The Fed’s preferred measure of inflation, the personal consumption expenditures price index minus food and energy, is rising at a level that’s below the 2 percent regarded as consistent with price stability, Yellen said. Core inflation will probably “move even lower over the next few years,” Yellen said.
Inflation May Persist
Dallas Fed President Richard Fisher said growth and inflation may persist below ideal levels into 2011, making the central bank’s current interest-rate stance “appropriate.”
“Looking into 2010 and perhaps to 2011, the most likely outcome is for growth to be suboptimal, unemployment to remain a vexing problem and inflation to remain subdued,” Fisher said in a speech in Austin, Texas.
Boston Fed President Eric Rosengren, speaking yesterday in London, echoed that comment.

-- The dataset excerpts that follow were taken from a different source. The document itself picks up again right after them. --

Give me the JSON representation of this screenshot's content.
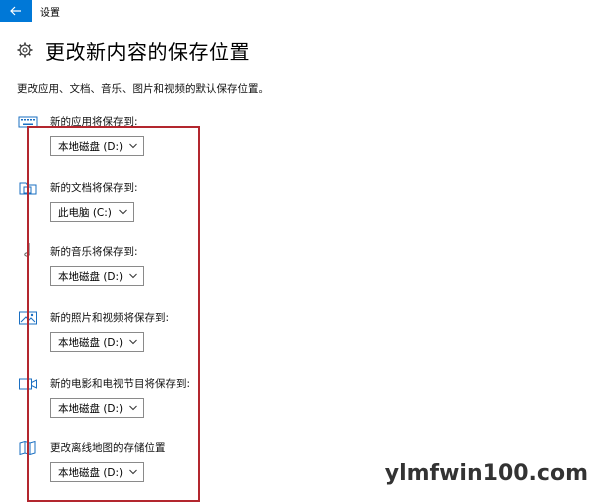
{
  "window": {
    "title": "设置",
    "back_icon": "arrow-left-icon",
    "accent": "#0078d7"
  },
  "header": {
    "icon": "gear-icon",
    "title": "更改新内容的保存位置"
  },
  "description": "更改应用、文档、音乐、图片和视频的默认保存位置。",
  "sections": [
    {
      "icon": "keyboard-icon",
      "label": "新的应用将保存到:",
      "value": "本地磁盘 (D:)"
    },
    {
      "icon": "document-folder-icon",
      "label": "新的文档将保存到:",
      "value": "此电脑 (C:)"
    },
    {
      "icon": "music-note-icon",
      "label": "新的音乐将保存到:",
      "value": "本地磁盘 (D:)"
    },
    {
      "icon": "picture-icon",
      "label": "新的照片和视频将保存到:",
      "value": "本地磁盘 (D:)"
    },
    {
      "icon": "video-icon",
      "label": "新的电影和电视节目将保存到:",
      "value": "本地磁盘 (D:)"
    },
    {
      "icon": "map-icon",
      "label": "更改离线地图的存储位置",
      "value": "本地磁盘 (D:)"
    }
  ],
  "highlight_color": "#b3262e",
  "watermark": "ylmfwin100.com"
}
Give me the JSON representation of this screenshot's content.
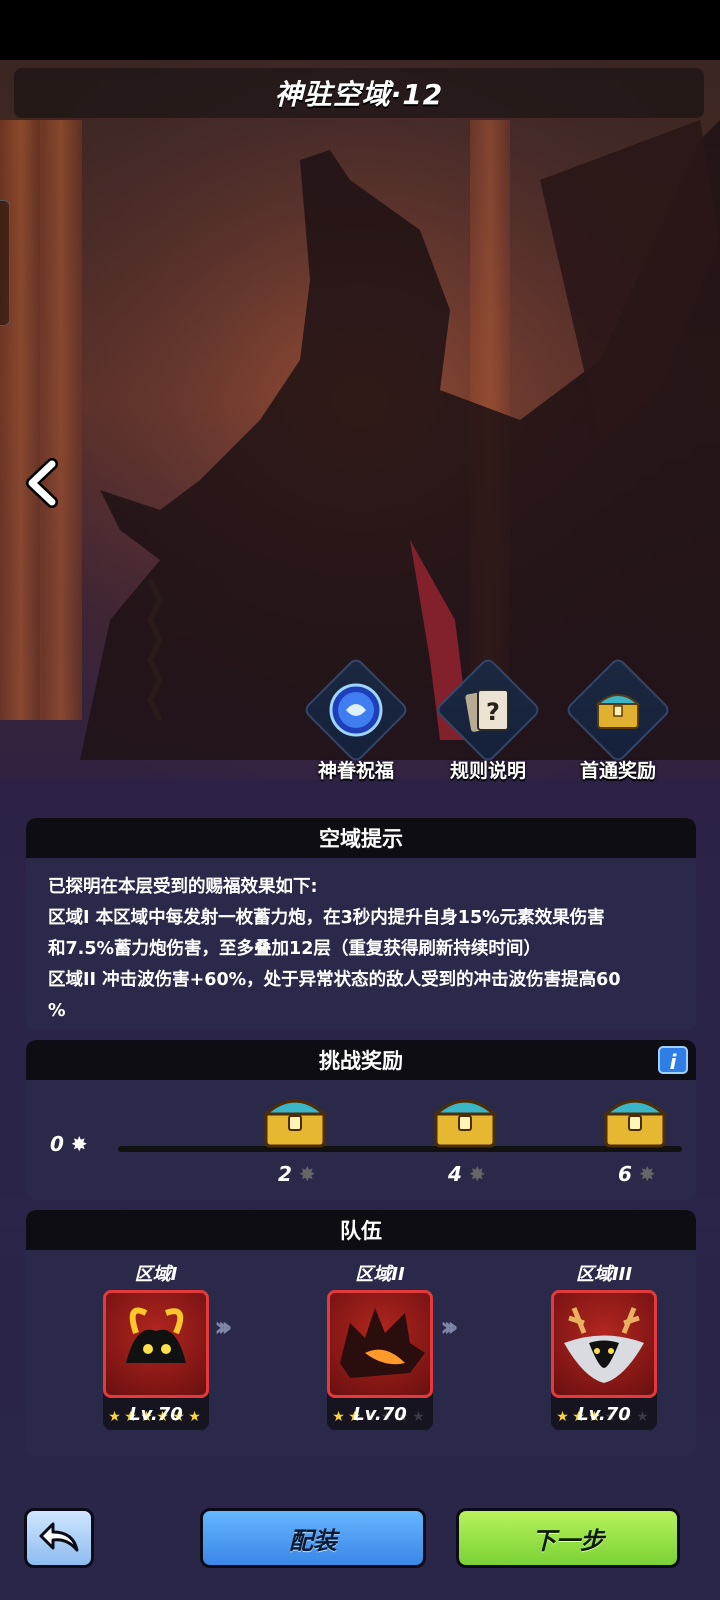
{
  "header": {
    "title": "神驻空域·12"
  },
  "actions": [
    {
      "label": "神眷祝福",
      "icon": "blessing-orb-icon"
    },
    {
      "label": "规则说明",
      "icon": "rules-scroll-icon"
    },
    {
      "label": "首通奖励",
      "icon": "treasure-chest-icon"
    }
  ],
  "hint": {
    "title": "空域提示",
    "lines": [
      "已探明在本层受到的赐福效果如下:",
      "区域I 本区域中每发射一枚蓄力炮，在3秒内提升自身15%元素效果伤害",
      "和7.5%蓄力炮伤害，至多叠加12层（重复获得刷新持续时间）",
      "区域II 冲击波伤害+60%，处于异常状态的敌人受到的冲击波伤害提高60",
      "%"
    ]
  },
  "reward": {
    "title": "挑战奖励",
    "info_label": "i",
    "current": "0",
    "progress": 0,
    "milestones": [
      "2",
      "4",
      "6"
    ]
  },
  "team": {
    "title": "队伍",
    "members": [
      {
        "zone": "区域I",
        "level": "Lv.70",
        "stars": 6,
        "max_stars": 6
      },
      {
        "zone": "区域II",
        "level": "Lv.70",
        "stars": 2,
        "max_stars": 6
      },
      {
        "zone": "区域III",
        "level": "Lv.70",
        "stars": 3,
        "max_stars": 6
      }
    ]
  },
  "buttons": {
    "equip": "配装",
    "next": "下一步"
  },
  "colors": {
    "equip": "#4a9bf5",
    "next": "#94e046",
    "accent_red": "#e33b3b"
  }
}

“The appropriate time is to raise rates when that’s necessary to get us back on a path to inflation and unemployment in a range that we are more comfortable with,” he said. “And I’d say we’re not there.”
Economic growth will be “uneven across sectors” with commercial real estate serving as a drag while manufacturing, trade, and consumption expand, Richmond Fed President Jeffrey Lacker said.
“Consumers are going to gradually expand spending next year,” he said in an interview with CNBC. “I think we’ve hit bottom with consumer spending.”